La jeunesse a toujours incarné une force révolutionnaire et transformatrice, comme en témoigne l’histoire du mouvement abertzale à commencer par la création même d’Enbata. Pourtant, il y a à peine deux mois, le mouvement de jeunes abertzale Aintzina s’est dissout. Quelle est la marge laissée aujourd’hui à la jeunesse ? Comment s’assurer de la suite du mouvement abertzale ?
Une transmission en douceur
L’Histoire est un peu une perpétuelle course de relais où chaque génération essaye d’aller le plus loin possible avant de passer le témoin à la suivante. Or dans ce sport, le passage du témoin ne s’improvise pas, c’est un moment stratégique et décisif.
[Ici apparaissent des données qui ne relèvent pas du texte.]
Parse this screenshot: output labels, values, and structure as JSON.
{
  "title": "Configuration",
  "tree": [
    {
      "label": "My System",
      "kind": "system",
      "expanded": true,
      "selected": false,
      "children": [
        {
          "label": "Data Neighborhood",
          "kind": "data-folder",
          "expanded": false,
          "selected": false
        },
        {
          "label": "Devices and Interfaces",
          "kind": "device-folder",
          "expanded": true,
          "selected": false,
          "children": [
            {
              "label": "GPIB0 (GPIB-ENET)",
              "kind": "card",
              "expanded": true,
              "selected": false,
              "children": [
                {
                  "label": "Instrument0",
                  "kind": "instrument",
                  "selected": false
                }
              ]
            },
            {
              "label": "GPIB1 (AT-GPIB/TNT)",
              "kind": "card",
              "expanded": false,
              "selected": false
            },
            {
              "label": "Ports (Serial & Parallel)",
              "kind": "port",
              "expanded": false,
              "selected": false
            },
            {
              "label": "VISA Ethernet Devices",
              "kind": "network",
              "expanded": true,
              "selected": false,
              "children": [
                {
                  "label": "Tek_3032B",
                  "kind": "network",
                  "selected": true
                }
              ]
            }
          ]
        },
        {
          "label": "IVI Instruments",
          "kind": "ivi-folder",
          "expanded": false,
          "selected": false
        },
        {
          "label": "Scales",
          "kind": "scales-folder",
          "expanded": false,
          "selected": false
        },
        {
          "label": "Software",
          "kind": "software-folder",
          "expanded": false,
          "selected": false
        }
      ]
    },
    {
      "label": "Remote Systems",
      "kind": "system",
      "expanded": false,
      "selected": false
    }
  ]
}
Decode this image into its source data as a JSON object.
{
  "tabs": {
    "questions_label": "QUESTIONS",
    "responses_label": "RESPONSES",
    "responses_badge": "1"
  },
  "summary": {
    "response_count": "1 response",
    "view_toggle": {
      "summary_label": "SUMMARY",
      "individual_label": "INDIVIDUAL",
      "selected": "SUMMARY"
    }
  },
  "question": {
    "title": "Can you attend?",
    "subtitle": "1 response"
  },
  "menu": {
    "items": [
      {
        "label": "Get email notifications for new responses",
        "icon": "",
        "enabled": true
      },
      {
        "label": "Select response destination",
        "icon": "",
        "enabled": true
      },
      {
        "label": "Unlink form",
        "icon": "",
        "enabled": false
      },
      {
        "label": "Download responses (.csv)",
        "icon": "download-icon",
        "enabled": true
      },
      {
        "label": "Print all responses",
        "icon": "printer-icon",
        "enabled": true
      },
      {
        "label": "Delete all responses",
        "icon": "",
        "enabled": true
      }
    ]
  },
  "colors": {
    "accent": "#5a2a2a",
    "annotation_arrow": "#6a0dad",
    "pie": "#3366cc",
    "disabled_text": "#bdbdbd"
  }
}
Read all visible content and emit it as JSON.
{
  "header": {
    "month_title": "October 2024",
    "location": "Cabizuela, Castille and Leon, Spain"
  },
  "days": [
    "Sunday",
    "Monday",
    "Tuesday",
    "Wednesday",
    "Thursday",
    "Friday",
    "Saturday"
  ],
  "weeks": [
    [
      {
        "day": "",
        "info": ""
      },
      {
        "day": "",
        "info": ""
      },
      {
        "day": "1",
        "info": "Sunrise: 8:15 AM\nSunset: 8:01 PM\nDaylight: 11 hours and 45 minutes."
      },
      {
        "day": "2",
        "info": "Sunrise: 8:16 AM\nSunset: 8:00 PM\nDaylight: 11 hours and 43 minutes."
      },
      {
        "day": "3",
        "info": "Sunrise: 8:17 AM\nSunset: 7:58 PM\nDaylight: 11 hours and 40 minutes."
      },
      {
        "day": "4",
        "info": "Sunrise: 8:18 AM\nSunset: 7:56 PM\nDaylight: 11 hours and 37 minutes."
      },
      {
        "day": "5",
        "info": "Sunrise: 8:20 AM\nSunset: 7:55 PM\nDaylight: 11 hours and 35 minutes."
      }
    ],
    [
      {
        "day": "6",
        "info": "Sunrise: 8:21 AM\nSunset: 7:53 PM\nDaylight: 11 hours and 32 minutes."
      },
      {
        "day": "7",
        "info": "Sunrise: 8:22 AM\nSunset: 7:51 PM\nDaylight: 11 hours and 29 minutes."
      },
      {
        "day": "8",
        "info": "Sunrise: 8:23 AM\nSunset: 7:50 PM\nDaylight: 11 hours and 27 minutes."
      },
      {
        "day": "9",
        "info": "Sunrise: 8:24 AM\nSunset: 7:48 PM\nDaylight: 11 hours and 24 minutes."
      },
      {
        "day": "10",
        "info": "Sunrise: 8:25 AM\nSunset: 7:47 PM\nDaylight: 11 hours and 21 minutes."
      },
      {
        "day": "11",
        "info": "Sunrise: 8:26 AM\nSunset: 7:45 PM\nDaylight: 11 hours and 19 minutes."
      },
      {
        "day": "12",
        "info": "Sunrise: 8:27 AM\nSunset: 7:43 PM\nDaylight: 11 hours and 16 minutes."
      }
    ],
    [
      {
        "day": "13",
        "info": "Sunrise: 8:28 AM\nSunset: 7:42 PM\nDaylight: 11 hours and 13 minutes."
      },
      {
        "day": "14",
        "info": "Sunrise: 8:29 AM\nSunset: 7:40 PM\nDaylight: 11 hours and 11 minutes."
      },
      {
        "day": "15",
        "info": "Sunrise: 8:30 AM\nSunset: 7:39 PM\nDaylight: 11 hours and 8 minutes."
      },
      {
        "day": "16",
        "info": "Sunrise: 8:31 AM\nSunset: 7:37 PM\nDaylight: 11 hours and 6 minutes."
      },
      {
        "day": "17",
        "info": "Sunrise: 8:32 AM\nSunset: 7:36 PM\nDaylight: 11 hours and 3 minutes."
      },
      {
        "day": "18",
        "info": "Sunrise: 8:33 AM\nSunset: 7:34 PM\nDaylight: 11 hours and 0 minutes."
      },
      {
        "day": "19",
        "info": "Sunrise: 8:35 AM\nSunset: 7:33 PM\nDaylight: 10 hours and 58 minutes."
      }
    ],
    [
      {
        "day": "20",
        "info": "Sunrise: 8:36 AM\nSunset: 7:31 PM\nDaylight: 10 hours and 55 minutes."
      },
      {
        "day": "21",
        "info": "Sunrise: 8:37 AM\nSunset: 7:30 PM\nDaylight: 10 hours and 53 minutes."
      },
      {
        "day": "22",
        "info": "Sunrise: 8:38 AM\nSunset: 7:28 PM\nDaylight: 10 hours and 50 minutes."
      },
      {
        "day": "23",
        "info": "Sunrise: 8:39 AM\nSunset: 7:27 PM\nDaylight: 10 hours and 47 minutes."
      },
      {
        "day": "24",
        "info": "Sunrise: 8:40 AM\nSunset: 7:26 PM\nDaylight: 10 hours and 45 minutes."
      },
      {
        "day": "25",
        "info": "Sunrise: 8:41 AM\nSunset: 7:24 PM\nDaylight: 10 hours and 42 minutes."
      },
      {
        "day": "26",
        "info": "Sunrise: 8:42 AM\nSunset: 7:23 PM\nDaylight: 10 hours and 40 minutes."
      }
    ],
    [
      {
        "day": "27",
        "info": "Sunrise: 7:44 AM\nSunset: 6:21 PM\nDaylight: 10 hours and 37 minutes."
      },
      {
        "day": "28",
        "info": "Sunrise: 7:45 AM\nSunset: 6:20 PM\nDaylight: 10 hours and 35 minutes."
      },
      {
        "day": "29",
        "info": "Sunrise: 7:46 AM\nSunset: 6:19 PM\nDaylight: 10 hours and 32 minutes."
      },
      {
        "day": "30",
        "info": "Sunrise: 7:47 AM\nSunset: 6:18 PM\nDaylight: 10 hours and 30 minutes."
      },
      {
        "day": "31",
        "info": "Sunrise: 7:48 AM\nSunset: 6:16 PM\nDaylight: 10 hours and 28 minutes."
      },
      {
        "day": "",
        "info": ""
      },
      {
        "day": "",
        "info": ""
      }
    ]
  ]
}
Il en va de même pour le mouvement abertzale. Son histoire doit être transmise pour que les nouvelles générations de militant.es n’aient pas à réinventer l’eau chaude ni à répéter les erreurs du passé, tout en ayant la liberté d’essayer de nouvelles voies.
Dans ce processus de transmission, on pourrait très bien imaginer des formations intergénérationnelles basées sur un dialogue, des cours d’histoire contemporaine du Pays Basque dans les lycées, des podcasts et des chaînes Youtube de récits de militant.es historiques…
Rafraîchir l’abertzalisme
Devenant chaque jour davantage plus indispensable dans nos vies quotidiennes, Internet continue de bouleverser nos modes de communication. L’usage des réseaux sociaux est devenu systématique pour une majorité grandissante, ce qui a amené de nouvelles façons de communiquer et de s’informer, allant jusqu’à créer une “culture internet”. Les anglicismes, emojis, gifs(1) et mèmes(2) sont une partie intégrante des codes culturels de toute une génération. Sur le réseau social d’Instagram, des jeunes euskaldun du Pays Basque utilisent déjà ces codes pour commenter l’actualité, la politique, les pratiques culturelles avec dérision et sarcasme. Pour avoir des chances de convaincre les jeunes il est sans doute nécessaire d’utiliser ces canaux de communication mais aussi de rafraîchir l’image de l’abertzalisme pour qu’ils puissent s’y identifier. Il en va de même pour le genre de mobilisations.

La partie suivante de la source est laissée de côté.